Tuesday, April 16, 2013

Performing Poetry: Poetry Post #3

Last week I wrote about my seniors' "Poetry to Art" project and featured Melissa's work. While I have students in my speech classes perform poetry in group presentations, this project is equally applicable to studying poetry in English.

First, I choose a variety of poems for students to perform. I look for poems that tell a story, although the specific poem may or may not be a narrative poem. I also look for poems students will enjoy, poems with sound effects and onomatopoeic wording, poems with the potential of using props, and poems with several characters (human and animal).

This year I used the following poems:

1. "Locked In" by Ingemar Gustafson
2. "I Heard a Fly Buzz When I Died" by Emily Dickinson
3. "Oranges" by Gary Soto
4. "Beat! Beat! Drums" by Walt Whitman
5. "The Walrus and the Carpenter" by Lewis Carol
6. "Another Reason Why I Don't Leave a Gun in the House" by Billy Collins
7. "Ozymandias" by Percy Bysshe Shelley

One reason I choose poems from the cannon is to give students pleasure in working with classic texts. If I don't tell them the poem is a classic that we often find in a text book, they eagerly choose the poem based on the title alone. Also, all the poems are easily found on the internet, making document preparation a cinch.

Huy as the barking dog in "Another Reason Why I Don't Leave a Gun in the House."


I provide students with a set of instructions, too:

1. Find "the story" in your poem. You might want to draw a plot diagram to help you visualize the story. Also, a storyboard will help you visualize the poem.

2. Determine the number of "characters" in your poem or group. Note: I did this for each class/group and determined the size of groups based on each individual poem.

3. Plan the action. This is called blocking in the theater. Some questions to consider:

  • What props will we need for our scene?
  • Where will characters stand, move, and sit?
  • Who are you in the scene?
  • To whom are you speaking?
  • Where are you?
  • What is happening?
  • What is the tone of the poem? Does it change?
  • How can you "physicalize" (create physical gestures and movement) figurative language such as metaphor, simile, and personification?
  • Where might you pause?
  • Is there a key line the group will need to emphasize and perhaps repeat?
  • What sounds can you add to your scene?
4. Spend 15 minutes planning the performance and 15 minutes practicing the actual performance. Note It's important for kids to get up and actually practice as though on a stage or practicing an athletic event. 

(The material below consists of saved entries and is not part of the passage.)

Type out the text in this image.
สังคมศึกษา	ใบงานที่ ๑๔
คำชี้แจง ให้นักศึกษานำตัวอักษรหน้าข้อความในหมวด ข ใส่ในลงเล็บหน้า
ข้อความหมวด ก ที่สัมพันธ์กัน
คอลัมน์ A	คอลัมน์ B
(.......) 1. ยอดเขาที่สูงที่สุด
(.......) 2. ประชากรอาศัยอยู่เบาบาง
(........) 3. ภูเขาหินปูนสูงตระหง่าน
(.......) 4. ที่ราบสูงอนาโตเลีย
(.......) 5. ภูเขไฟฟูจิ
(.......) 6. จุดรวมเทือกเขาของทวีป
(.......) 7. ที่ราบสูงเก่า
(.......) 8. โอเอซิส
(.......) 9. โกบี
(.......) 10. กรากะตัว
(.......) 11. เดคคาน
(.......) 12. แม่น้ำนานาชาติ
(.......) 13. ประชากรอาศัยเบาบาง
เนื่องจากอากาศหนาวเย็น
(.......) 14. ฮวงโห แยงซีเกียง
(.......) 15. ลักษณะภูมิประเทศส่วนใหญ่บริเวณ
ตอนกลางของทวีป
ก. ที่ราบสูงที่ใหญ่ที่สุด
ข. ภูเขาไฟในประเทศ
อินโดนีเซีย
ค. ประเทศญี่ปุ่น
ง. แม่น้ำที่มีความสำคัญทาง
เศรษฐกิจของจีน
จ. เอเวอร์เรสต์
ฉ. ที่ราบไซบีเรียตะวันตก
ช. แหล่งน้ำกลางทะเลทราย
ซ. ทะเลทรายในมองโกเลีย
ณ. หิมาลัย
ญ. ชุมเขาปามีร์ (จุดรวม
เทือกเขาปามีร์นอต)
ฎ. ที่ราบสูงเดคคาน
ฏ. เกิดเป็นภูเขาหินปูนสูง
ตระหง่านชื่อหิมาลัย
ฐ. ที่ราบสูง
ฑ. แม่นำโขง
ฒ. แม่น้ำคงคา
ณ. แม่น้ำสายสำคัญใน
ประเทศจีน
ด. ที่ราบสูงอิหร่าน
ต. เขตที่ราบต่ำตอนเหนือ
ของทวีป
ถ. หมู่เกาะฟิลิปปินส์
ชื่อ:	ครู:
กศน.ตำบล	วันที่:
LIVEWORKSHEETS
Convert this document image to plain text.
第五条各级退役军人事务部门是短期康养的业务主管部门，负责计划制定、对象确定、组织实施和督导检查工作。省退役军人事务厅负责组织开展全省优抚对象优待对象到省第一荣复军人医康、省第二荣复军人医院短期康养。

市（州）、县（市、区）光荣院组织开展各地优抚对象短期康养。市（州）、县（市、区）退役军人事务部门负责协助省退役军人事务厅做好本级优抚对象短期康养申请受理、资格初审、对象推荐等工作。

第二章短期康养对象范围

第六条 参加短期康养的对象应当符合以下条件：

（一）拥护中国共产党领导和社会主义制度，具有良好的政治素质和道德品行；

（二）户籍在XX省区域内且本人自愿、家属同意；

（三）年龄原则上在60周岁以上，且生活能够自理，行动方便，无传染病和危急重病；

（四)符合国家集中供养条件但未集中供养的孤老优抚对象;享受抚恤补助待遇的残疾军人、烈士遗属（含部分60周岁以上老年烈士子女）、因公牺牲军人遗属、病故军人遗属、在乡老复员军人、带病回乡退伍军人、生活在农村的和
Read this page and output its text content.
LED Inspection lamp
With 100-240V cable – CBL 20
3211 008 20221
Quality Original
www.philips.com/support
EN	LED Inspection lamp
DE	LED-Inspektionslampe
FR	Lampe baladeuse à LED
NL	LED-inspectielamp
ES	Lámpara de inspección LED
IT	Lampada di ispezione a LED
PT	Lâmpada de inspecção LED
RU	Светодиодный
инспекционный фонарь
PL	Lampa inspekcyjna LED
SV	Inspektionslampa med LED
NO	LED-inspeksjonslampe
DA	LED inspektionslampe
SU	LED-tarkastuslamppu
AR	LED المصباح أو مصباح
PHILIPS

5. Introduce the scene with the title and author of the poem. Conclude the scene by having someone in the group say "scene." 

6. All in your group must participate in performing the scene. This means no one person should stand to the side and narrate. Share the lines, movement, etc. Also, feel free to use your scripts; you don't have time to memorize the poem. 

I keep a crate of props and costume items in my room for students to use.

Sonnet Performances: Shakespeare's Sonnets as Scripts, a lesson from The Folger Shakespeare Library, offers additional resources for student poetry performances. 

The most important thing to remember is have fun. The more kids work with the language of poetry, the more they will understand it and love it. We don't have to limit the reading choices we give students to books. Choosing a poem to block and perform is another way to offer students choice. They won't realize they're eating poetry, even as the ink drips from their mouths during their scenes. It'll be just like feeding a toddler zucchini cake and cookies! What mom doesn't like that nutritional trick? As a teacher, I'm all for tricking teens into devouring a heaping helping of verse.